The grant project aims to build on that success. The project’s overarching objectives are to expand the existing NC-STeP network to include behavioral counseling and care coordination in at least five rural hospital sites; to establish and implement counseling and care protocols for acute behavioral health needs and post-discharge follow-up care; and to explore innovative wireless telehealth access to behavioral counseling in a mobile outreach van, as a model for pre-hospital and in-route assessment and counseling and for an expanded electronic health records portal.

“This project will allow us to expand our services by embedding behavioral health counseling as well as care coordination,” Muppavarapu said. “This is a natural next step for our program as we look to build off the initial success of NC-STeP. This project connects community resources to patients who otherwise may not receive follow-up care after discharge from the emergency department.”
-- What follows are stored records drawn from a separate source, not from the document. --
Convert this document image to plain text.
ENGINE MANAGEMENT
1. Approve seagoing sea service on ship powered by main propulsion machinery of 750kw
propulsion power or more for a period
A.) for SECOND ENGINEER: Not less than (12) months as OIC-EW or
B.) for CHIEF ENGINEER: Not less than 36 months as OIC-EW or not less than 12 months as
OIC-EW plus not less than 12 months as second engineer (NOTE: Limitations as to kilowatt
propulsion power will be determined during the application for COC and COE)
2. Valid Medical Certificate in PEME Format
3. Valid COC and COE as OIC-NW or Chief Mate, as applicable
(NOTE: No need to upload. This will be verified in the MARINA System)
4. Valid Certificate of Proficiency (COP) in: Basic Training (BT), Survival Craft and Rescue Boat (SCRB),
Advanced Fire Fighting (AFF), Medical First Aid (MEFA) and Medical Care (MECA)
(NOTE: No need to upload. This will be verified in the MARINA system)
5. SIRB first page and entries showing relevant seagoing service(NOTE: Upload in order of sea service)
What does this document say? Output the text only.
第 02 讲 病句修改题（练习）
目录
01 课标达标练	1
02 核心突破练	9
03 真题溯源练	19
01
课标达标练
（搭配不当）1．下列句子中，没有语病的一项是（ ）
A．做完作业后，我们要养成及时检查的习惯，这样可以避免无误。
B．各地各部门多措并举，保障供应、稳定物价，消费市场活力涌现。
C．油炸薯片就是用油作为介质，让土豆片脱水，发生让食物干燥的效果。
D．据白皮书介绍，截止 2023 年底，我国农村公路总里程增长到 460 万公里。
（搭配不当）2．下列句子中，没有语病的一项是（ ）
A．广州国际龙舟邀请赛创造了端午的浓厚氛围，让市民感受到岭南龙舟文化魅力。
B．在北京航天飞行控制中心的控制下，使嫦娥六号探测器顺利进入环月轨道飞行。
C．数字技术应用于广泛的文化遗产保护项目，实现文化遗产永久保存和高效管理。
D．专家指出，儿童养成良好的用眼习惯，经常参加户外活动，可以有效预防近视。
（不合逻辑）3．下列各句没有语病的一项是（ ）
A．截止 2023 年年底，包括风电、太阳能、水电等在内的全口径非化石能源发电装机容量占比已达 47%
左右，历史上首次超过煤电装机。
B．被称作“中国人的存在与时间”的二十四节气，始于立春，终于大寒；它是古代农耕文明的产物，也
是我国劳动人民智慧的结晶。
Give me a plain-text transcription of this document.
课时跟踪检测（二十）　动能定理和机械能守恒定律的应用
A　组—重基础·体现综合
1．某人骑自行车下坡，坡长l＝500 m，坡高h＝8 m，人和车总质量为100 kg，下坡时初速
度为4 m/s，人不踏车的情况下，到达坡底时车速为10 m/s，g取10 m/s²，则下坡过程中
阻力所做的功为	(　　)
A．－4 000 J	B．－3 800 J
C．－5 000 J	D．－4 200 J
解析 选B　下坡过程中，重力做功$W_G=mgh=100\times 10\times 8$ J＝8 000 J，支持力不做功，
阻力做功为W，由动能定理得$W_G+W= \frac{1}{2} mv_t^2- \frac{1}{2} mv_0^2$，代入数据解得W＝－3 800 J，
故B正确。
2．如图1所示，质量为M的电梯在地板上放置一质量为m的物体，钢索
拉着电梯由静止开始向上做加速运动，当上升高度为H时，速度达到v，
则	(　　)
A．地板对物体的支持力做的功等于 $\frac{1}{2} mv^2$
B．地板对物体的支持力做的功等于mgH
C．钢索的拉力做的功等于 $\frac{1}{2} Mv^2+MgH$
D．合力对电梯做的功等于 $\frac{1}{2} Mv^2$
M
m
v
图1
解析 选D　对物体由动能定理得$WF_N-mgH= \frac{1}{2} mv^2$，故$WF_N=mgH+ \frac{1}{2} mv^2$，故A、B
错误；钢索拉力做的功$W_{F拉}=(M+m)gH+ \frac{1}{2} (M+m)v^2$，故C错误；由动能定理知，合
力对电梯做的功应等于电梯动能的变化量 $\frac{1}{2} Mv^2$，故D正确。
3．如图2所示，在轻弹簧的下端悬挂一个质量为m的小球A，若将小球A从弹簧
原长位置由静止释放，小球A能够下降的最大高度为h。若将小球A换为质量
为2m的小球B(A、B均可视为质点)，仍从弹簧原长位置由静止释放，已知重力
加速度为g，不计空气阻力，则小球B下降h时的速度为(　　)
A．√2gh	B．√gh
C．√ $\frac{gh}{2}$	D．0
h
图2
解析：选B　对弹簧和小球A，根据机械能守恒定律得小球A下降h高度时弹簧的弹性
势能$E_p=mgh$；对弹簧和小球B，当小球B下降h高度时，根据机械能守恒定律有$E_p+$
The expansion has potential to affect patients from children to adults, taking the program a step further into the critical transition phase following discharge from the emergency department —reducing the risk for hospital readmission.

The project will expand access to behavioral counseling and care coordination for rural, underserved and impoverished North Carolinians, linking an estimated 600 at-risk adults and children with mental health resources. The grant will also support a planned pilot test of telehealth-based behavioral counseling services via mobile van outreach program in remote areas.